Но Марк все усложняет своим появлением. Этой неуместной заботой, щенячьим, полным вины взглядом, стремлением загладить свою ошибку. У меня попросту нет сил, чтобы даже попытаться выстроить что-то заново. Не сейчас.

Он замечает меня, неловко пряча пустой пакет в кармане халата.

— Я еды тебе привез нормальной, чтобы ты питалась как следует.

— Не стоило, — прохожу мимо Соболевского, — здесь нормально кормят.

— Я видел эту еду, Мира. И купил нормальной, чтобы молоко не исчезло. С врачом посоветовался о том, что можно и что нельзя.

— Зачем? — я подхожу к нему ближе и в лицо заглядываю, — зачем ты все это делаешь? Заботишься? Помогаешь, торчишь тут, как будто мы все еще семья, скажи, зачем?

Голос срывается, я пытаюсь прочитать что-то по его лицу и не могу.

— Потому что люблю вас. Потому что мне страшно, что я так много упустил, и еще страшнее остаться за бортом. Мира, дай мне шанс…

— А ты дал ему шанс? — совсем тихо говорю и Марк, такой большой, сильный, уверенный в себе, вздрагивает как от пощечины. Я знаю, куда бить, чтобы было больнее, только выходит, что и меня цепляет рикошетом.

Марк отступает, делая от меня шаг назад, и в это время звенит телефон. Мой.

Мы оба удивленно смотрим на него, звук кажется таким неуместным, я уже и позабыла, что кто-то может мне звонить.

Марк протягивает к нему руку первым, читает имя звонящего и тут же будто на лицо набегает тень.

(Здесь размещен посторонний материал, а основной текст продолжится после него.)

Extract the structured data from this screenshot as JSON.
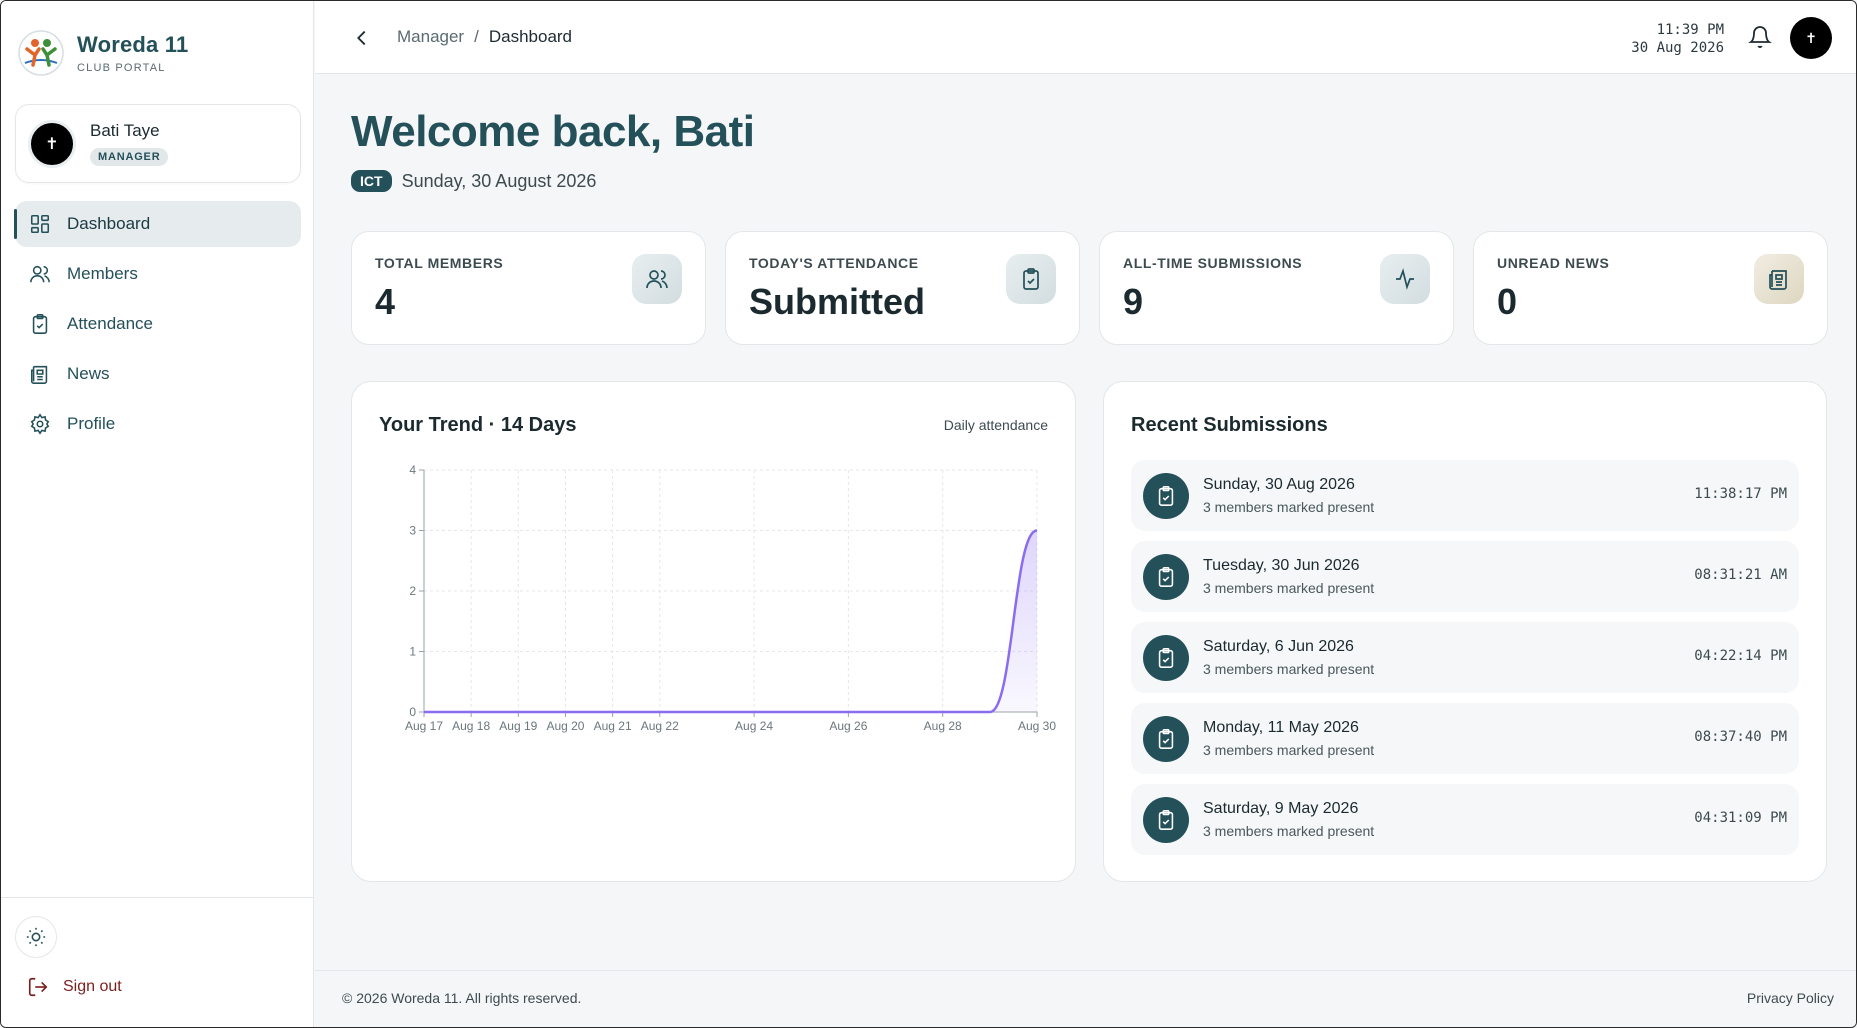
{
  "brand": {
    "title": "Woreda 11",
    "subtitle": "CLUB PORTAL"
  },
  "user": {
    "name": "Bati Taye",
    "role": "MANAGER",
    "avatar_glyph": "✝"
  },
  "nav": {
    "items": [
      {
        "label": "Dashboard",
        "icon": "grid-icon",
        "active": true
      },
      {
        "label": "Members",
        "icon": "users-icon"
      },
      {
        "label": "Attendance",
        "icon": "clipboard-check-icon"
      },
      {
        "label": "News",
        "icon": "newspaper-icon"
      },
      {
        "label": "Profile",
        "icon": "gear-icon"
      }
    ]
  },
  "sidebar_bottom": {
    "signout_label": "Sign out"
  },
  "header": {
    "breadcrumb_parent": "Manager",
    "breadcrumb_separator": "/",
    "breadcrumb_current": "Dashboard",
    "clock_time": "11:39 PM",
    "clock_date": "30 Aug 2026"
  },
  "welcome": {
    "title": "Welcome back, Bati",
    "timezone": "ICT",
    "date": "Sunday, 30 August 2026"
  },
  "stats": [
    {
      "label": "TOTAL MEMBERS",
      "value": "4",
      "icon": "users-icon"
    },
    {
      "label": "TODAY'S ATTENDANCE",
      "value": "Submitted",
      "icon": "clipboard-check-icon"
    },
    {
      "label": "ALL-TIME SUBMISSIONS",
      "value": "9",
      "icon": "activity-icon"
    },
    {
      "label": "UNREAD NEWS",
      "value": "0",
      "icon": "newspaper-icon"
    }
  ],
  "trend": {
    "title": "Your Trend · 14 Days",
    "subtitle": "Daily attendance"
  },
  "chart_data": {
    "type": "area",
    "title": "Your Trend · 14 Days",
    "subtitle": "Daily attendance",
    "x": [
      "Aug 17",
      "Aug 18",
      "Aug 19",
      "Aug 20",
      "Aug 21",
      "Aug 22",
      "Aug 23",
      "Aug 24",
      "Aug 25",
      "Aug 26",
      "Aug 27",
      "Aug 28",
      "Aug 29",
      "Aug 30"
    ],
    "x_tick_labels": [
      "Aug 17",
      "Aug 18",
      "Aug 19",
      "Aug 20",
      "Aug 21",
      "Aug 22",
      "Aug 24",
      "Aug 26",
      "Aug 28",
      "Aug 30"
    ],
    "values": [
      0,
      0,
      0,
      0,
      0,
      0,
      0,
      0,
      0,
      0,
      0,
      0,
      0,
      3
    ],
    "ylim": [
      0,
      4
    ],
    "y_ticks": [
      0,
      1,
      2,
      3,
      4
    ],
    "grid": true,
    "color": "#8b6cf0"
  },
  "recent": {
    "title": "Recent Submissions",
    "items": [
      {
        "date": "Sunday, 30 Aug 2026",
        "note": "3 members marked present",
        "time": "11:38:17 PM"
      },
      {
        "date": "Tuesday, 30 Jun 2026",
        "note": "3 members marked present",
        "time": "08:31:21 AM"
      },
      {
        "date": "Saturday, 6 Jun 2026",
        "note": "3 members marked present",
        "time": "04:22:14 PM"
      },
      {
        "date": "Monday, 11 May 2026",
        "note": "3 members marked present",
        "time": "08:37:40 PM"
      },
      {
        "date": "Saturday, 9 May 2026",
        "note": "3 members marked present",
        "time": "04:31:09 PM"
      }
    ]
  },
  "footer": {
    "copyright": "© 2026 Woreda 11. All rights reserved.",
    "privacy": "Privacy Policy"
  }
}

— Александр, — говорит не своим голосом. Я забираю его, стараясь не касаться пальцев, и прежде чем нажать на прием, прошу:

— Не мог бы ты оставить меня одну? Это личное.

Глава 27

Это личное.

Это. Личное.

Это, мать вашу, что вообще было?

Я стою в коридоре, как выставленный с урока двоечник, лицо горит — да не только лицо, все внутри полыхает.

Руки сжимаю в кулаки, аж колотит всего.

Звонок незнакомца для меня настоящая неожиданность. Я вообще не думал о том, как Мира справлялась все это время без меня. Представлял, что она преодолевала все проблемы самостоятельно, но что если… что если с ней рядом был кто-то другой?

Чужой мужчина.

Прикрываю веки, жадно вслушиваясь в окружающие звуки. Пытаюсь услышать, о чем говорит жена. Мне это важно, жизненно необходимо. И потому, наплевав на все правила приличия, я ухом припадаю к двери в ее палату, нетерпеливо впитывая звуки.

Сам себе боюсь признаться, что будет, если услышу, как она воркует с этим Александром. Как говорит слова, которые я мечтал услышать от нее, другому.

Хочется крикнуть — что ты творишь, детка? Я из кожи вон, я кишками наружу, я все ради тебя, ради сына!

Тебе делать даже ничего не нужно, просто перестать сопротивляться и дать мне еще один шанс.

Слышу только интонации и тембр голоса, и говорит она с ним совсем иначе, чем со мной.

По доброму как-то, и это бьет по нервам, сводит меня с ума.

Жмурюсь до белой ряби в глазах, сдерживаясь, чтобы не бахнуть кулаком по двери, не ворваться в палату.

Перед глазами картинка, как забираю чертов телефон и кричу этому гребаному Александру, что если еще раз позвонит моей жене — Моей! Жене! — я ему все ноги переломаю и руки тоже, чтобы номер набрать ее больше никогда не мог.